Es la película del verano, y pone en la cartelera nuevamente esa mezcla de entretenimiento, evasión y calidad que el cine más comercial, los blockbuster, parecen haber perdido en los últimos tiempos.

Dentro del paisaje de adaptaciones del cómic resulta refrescante porque maneja personajes desconocidos para la mayor parte del público. Pero lo mejor es que esos personajes y sus aventuras están tratados de manera muy refrescante. Un ejemplo es la hábil manera de esquivar los desenlaces más obvios en las secuencias dramáticas para inclinarse siempre hacia el humor y el tono gamberro que maneja en toda la película. De ese modo esquiva astutamente lo previsible y se pasea por los tópicos de los géneros que visita sin caer en lo repetitivo. Eso es positivo en un cine tan serializado y adicto a la repetición de fórmulas como el de nuestros días. Una grata sorpresa. Otro ejemplo del tono refrescante que tiene toda la película es su capacidad para hacer guiños y referencias cruzadas. Los Guardianes y su director saben de dónde vienen y aceptan su verdadera naturaleza desarrollando su propia personalidad. El arranque de la película está marcado por una doble presentación de su protagonista: Peter Quill… Star-Lord.
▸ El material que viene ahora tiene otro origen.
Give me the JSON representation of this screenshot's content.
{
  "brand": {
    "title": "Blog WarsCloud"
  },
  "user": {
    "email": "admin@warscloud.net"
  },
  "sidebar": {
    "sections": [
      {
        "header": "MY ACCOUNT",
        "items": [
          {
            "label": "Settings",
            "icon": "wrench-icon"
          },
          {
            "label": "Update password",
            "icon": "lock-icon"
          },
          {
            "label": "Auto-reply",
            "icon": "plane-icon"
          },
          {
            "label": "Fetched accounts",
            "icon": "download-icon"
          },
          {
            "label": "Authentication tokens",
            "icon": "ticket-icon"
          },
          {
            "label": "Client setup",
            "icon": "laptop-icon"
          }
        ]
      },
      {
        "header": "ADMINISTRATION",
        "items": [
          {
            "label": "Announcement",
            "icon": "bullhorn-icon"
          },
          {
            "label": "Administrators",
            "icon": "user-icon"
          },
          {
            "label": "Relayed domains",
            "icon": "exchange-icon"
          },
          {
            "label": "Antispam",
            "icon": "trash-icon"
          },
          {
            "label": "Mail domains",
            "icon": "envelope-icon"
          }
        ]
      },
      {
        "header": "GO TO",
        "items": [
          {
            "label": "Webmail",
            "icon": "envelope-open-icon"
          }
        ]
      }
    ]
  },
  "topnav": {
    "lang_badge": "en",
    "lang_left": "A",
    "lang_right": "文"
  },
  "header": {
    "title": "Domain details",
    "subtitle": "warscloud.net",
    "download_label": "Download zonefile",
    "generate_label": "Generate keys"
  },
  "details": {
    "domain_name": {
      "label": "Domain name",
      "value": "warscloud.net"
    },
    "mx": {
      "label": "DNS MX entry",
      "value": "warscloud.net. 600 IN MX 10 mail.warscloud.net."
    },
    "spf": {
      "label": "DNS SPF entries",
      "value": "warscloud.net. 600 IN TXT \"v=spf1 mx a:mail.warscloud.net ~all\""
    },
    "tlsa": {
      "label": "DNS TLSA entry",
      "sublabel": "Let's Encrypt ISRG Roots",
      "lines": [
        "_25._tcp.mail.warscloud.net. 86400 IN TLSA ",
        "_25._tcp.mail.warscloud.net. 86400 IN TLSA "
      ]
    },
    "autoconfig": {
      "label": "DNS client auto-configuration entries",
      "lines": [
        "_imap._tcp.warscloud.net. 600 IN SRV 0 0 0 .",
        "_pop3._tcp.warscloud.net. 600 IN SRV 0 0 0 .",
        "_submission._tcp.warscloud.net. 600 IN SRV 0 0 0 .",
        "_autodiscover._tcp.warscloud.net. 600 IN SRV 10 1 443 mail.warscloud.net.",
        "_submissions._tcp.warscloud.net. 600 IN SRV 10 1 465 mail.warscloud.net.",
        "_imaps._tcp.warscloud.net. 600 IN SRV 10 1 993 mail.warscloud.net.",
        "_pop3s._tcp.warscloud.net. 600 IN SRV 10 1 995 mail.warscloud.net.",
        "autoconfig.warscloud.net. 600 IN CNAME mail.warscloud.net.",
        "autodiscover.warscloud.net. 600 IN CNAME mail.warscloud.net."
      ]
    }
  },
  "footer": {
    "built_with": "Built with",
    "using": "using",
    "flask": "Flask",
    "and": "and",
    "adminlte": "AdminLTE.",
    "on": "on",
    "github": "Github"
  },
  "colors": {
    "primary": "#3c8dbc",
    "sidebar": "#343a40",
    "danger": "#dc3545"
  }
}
Comienza primero en la infancia, con un guiño a las primeras propuestas de ciencia ficción de Steven Spielberg influidas por Disney, más cerca de Encuentros en la tercera fase que de E.T. Y posteriormente vuelve a presentarnos a Quill como adulto en una secuencia que recuerda nuevamente a Spielberg y En busca del Arca perdida. Pero en ambos casos, en lugar que de quedarse en el simple guiño de homenaje cómplice con el espectador, va más allá, y establece un vínculo mucho más fuerte basado en la música. La música es un personaje más, un miembro más de los Guardianes de la Galaxia, otro protagonista de la historia que acompaña a Quill y sus colegas durante todo el relato y marca en todo momento una puta de emociones en la historia. Así que no sólo tenemos a un trasunto de Indiana Jones buscando el tesoro de turno. Eso lo dejamos para la Lara Croft de Angelina Jolie como atractiva pero sosa versión femenina del personaje interpretado por Harrison Ford en Tomb Raider. O para Nicolas Cage en la taquillero pero excesivamente mimética La búsqueda. El Quill de Guardianes es más que una imitación, porque de repente su búsqueda del tesoro se convierte en un divertido número musical que marca el tono distendido, gamberro y paródico que preside el resto de la película, sin renunciar en ningún momento a la prometida carga de espectáculo visual y aventuras. Pero bajo todo ello, el corazón que anima la película es de comedia musical.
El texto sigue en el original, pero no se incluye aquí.